First, you have to get specific. Define what your ideal outcome is, and what success looks like. Second, decide how you will measure that you have achieved success in a clear and finite way. Ensure that this goal is truly attainable for you by evaluating the obstacles that may stand in your way, and making a plan from the beginning to overcome each of them. Who can you ask for help? How can you avoid the pitfalls? Last, it’s important to know the true reasons motivating you to accomplish each goal. Why is it relevant for you to bring in additional income, or why do you want to lose weight? If you can focus on making progress to improve your health, or to be able to participate in an activity that now feel overwhelming to you, you’re more likely to stick with your plans than if you are just watching numbers on a scale. If the reason you want additional money this year is to plan an exciting international adventure next year, you’re more likely to find motivation to work harder than if you’re simply tracking your bank account balance.
Once you’ve gotten clear on what you’re working towards and why, map out a timeline for the specific action steps that you need to take to make progress. Is planning meals at the beginning of each week going to help you eat healthier and support a fitness goal? Is reaching out to five prospective clients every day going to help you fill your leads funnel in support of a sales goal? Set dates that you need to have crossed each milestone in order to move the needle in the direction you want to go.
Use these action steps to create habits around the things that will move you towards your goal. Schedule regular time to work on the things you know need to happen to achieve each goal – add it to your calendar and dedicate that time to pursuing your goal! It’s also helpful to set aside ten minutes once a month to review your goals and recap the progress you have made. Sometimes this calls for a celebration, and sometimes it is motivating to realize you haven’t made as much progress as you’d like, and you need to set aside more time to focus on your action steps in the coming weeks.
The most effective way to hold yourself accountable to anything is to find a community to support your efforts to follow-through on your commitments. According to the Association for Talent Development (formerly the American Society of Training and Development), the likelihood that you will achieve your goal increases by 95% when you have a specific commitment to another person related to working on that goal! This may mean joining(or creating) a group intending to share goals and highlight progress on a regular basis, or just finding one person you trust to encourage you.

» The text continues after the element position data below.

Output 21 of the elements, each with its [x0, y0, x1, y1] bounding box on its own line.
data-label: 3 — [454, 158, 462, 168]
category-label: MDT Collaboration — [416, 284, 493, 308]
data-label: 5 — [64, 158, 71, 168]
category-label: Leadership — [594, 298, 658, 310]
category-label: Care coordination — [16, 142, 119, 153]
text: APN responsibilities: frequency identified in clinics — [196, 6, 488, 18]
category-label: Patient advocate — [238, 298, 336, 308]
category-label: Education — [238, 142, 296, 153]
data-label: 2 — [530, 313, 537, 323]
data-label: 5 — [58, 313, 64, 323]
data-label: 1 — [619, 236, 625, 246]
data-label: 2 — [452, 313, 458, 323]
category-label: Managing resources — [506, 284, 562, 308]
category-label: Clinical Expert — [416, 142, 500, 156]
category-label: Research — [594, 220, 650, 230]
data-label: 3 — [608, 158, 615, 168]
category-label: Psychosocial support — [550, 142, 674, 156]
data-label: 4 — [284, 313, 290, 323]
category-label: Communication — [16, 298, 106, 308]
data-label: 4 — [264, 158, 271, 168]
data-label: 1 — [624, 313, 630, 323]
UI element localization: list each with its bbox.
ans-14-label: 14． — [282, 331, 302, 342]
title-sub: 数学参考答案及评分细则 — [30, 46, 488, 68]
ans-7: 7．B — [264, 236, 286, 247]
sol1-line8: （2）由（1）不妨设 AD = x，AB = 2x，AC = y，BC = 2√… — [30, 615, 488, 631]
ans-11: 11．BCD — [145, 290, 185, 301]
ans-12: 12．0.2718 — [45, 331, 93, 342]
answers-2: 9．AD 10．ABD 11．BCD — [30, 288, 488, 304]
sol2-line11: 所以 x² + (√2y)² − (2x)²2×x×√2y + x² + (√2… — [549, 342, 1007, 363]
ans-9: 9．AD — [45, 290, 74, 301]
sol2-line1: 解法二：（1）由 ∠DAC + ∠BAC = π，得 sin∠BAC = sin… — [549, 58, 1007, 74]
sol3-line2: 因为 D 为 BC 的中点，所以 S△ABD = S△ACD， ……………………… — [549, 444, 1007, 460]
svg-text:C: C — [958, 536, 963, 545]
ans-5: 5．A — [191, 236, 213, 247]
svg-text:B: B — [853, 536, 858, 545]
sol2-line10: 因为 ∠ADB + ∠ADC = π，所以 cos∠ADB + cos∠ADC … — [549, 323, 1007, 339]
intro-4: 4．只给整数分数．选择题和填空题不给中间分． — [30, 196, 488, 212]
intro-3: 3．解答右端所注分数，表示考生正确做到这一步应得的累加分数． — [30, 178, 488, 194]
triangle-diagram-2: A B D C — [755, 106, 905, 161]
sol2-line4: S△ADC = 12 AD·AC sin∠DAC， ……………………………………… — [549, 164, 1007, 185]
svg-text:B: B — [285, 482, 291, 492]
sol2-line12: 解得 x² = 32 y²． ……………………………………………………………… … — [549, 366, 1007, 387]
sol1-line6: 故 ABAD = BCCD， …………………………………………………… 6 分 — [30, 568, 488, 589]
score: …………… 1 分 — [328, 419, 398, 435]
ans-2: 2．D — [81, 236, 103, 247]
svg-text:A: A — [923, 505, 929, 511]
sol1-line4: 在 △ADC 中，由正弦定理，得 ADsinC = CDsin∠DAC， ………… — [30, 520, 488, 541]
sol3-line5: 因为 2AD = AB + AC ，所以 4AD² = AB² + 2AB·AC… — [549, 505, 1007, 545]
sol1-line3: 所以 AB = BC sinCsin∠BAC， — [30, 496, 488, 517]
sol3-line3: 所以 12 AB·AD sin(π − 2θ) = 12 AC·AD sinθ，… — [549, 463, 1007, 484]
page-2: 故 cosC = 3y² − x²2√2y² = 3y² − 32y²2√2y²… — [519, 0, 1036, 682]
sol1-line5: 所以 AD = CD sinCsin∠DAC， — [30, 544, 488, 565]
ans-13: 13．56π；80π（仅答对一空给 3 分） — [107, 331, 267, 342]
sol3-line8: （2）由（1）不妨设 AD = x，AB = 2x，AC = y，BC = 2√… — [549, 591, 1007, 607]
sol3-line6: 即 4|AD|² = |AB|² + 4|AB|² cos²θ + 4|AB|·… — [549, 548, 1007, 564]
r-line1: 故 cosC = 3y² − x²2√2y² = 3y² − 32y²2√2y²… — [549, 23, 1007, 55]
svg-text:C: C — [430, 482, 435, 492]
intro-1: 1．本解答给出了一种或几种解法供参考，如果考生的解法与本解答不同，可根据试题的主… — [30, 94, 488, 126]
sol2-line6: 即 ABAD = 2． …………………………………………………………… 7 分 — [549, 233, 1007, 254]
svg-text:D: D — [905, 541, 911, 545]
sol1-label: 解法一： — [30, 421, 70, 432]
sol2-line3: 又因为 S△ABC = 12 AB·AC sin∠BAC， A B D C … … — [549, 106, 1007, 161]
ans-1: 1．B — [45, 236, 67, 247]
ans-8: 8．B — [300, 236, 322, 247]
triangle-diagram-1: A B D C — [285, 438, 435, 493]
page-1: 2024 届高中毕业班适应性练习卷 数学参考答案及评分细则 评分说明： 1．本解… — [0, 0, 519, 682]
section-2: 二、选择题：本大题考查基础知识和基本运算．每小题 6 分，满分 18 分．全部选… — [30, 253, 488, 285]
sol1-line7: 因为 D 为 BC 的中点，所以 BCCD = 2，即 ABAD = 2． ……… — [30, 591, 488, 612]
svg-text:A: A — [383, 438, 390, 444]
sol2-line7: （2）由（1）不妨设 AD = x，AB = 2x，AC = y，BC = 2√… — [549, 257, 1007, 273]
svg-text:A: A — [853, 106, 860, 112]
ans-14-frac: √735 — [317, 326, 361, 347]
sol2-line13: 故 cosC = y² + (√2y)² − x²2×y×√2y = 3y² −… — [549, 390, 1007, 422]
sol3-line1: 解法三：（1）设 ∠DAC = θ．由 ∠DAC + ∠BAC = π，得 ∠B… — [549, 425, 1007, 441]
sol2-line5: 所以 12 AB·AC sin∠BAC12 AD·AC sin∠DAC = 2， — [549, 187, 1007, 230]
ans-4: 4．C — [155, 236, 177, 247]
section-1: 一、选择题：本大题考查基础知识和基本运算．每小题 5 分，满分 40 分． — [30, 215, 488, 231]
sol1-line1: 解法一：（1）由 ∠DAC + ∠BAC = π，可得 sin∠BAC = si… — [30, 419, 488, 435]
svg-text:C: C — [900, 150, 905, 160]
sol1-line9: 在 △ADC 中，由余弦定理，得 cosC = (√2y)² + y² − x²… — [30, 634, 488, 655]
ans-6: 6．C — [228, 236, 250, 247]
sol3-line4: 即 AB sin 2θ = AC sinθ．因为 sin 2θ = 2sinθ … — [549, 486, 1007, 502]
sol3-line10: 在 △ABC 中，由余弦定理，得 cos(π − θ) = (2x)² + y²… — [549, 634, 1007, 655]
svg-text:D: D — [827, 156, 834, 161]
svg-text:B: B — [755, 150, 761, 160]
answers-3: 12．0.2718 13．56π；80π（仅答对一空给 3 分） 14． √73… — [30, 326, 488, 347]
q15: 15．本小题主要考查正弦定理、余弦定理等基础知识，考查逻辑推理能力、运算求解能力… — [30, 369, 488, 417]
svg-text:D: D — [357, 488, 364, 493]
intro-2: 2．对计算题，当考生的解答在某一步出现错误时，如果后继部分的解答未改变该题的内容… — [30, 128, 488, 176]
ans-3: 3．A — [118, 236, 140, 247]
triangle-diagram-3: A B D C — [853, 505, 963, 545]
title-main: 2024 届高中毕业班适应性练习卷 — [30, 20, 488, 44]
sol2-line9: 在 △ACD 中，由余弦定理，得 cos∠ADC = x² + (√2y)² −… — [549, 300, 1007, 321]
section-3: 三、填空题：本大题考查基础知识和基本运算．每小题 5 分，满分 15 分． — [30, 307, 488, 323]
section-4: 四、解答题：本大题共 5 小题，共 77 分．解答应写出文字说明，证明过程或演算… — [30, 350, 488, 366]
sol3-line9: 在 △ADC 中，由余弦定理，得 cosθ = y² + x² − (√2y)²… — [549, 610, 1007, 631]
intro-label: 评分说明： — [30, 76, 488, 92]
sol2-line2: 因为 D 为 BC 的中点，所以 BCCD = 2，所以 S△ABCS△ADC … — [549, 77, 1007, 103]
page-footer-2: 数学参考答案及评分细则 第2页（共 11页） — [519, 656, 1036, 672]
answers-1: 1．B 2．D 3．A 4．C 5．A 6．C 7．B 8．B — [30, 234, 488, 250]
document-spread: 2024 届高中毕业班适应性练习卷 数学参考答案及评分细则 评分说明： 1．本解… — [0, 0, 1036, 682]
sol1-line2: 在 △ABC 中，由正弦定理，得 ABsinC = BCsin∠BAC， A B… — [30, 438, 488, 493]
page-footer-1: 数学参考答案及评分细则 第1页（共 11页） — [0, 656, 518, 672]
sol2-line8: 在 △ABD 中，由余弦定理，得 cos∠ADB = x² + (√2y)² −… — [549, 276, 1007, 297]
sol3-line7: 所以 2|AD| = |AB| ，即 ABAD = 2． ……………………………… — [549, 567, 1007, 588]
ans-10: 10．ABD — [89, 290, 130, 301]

There are also two approaches to motivation, and I’ve found that each of us tends to respond best to one of them. Some people are driven by rewards – their motivation is contingent on earning a treat, while others are more motivated by the need to avoid negative consequences.

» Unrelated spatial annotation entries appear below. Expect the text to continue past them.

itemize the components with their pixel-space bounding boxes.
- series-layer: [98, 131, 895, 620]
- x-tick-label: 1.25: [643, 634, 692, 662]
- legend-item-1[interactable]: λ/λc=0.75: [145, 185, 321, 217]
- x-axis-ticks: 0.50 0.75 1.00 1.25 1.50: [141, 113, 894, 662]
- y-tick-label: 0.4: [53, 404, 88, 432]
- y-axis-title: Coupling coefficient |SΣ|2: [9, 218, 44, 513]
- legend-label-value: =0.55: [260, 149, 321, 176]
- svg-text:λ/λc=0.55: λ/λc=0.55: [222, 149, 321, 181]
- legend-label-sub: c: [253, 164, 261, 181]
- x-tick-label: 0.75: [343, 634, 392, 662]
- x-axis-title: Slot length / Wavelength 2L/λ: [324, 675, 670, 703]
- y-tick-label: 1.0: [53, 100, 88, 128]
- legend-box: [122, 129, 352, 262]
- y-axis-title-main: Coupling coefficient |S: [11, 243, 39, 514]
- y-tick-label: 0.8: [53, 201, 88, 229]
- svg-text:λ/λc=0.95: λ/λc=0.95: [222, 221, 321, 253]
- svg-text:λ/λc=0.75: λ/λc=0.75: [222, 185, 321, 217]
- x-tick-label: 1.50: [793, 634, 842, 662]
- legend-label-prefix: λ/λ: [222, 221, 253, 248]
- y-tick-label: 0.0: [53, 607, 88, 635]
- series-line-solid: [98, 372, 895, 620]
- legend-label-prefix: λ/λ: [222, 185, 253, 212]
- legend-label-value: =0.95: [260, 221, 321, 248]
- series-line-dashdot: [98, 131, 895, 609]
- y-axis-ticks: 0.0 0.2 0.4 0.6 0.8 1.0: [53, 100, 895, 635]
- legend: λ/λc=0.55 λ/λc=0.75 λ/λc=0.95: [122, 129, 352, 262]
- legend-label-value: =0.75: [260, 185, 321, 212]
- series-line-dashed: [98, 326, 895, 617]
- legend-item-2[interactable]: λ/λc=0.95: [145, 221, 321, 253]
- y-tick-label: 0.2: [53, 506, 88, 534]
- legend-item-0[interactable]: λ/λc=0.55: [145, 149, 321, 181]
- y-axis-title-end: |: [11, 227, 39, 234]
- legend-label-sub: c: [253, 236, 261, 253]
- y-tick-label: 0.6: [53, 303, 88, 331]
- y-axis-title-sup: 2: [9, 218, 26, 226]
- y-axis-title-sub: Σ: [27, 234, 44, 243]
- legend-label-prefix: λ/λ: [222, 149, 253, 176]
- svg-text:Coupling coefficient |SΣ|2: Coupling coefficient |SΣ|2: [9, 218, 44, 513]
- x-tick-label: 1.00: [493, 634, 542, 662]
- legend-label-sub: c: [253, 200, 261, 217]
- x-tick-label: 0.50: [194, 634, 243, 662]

One of the women in a goal-setting workshop I led last year had a creative approach to this that motivated outstanding results. She decided that she wanted to train for a marathon, and throughout our course she selected the race she wanted to run, researched the training she wanted to do, and mapped out a calendar of workouts that she needed to complete every week leading up to the race. We discussed accountability partners, and since she didn’t have anyone in her life willing to commit to the same rigorous workout schedule, she came up with a personal plan built around avoiding negative consequences. This lady is very liberal and actively engaged in several democratic forums. She found a colleague who identifies with conservative politics, and wrote him a check for $1,000. She gave him a copy of her training calendar, and told him that any week she did not complete all of the scheduled workouts, he was to write a $50 contribution to any conservative cause he wanted. At the end of the training, she would get back whatever money he didn’t spend. These stakes may sound high to some of you, but guess what – there was only one week that she did not complete all of her planned workouts, and she completed the marathon and got back $950!
In his book The Slight Edge, Jeff Olson explores the idea that you are either moving forward (making progress creating the life you desire), or moving backward (not making progress). He challenges his readers to make decisions that will move them towards their goals, no matter how small of an effort it is. What can you do today that will take you forward – even if it’s in tiny incremental steps? Any movement forward is positive!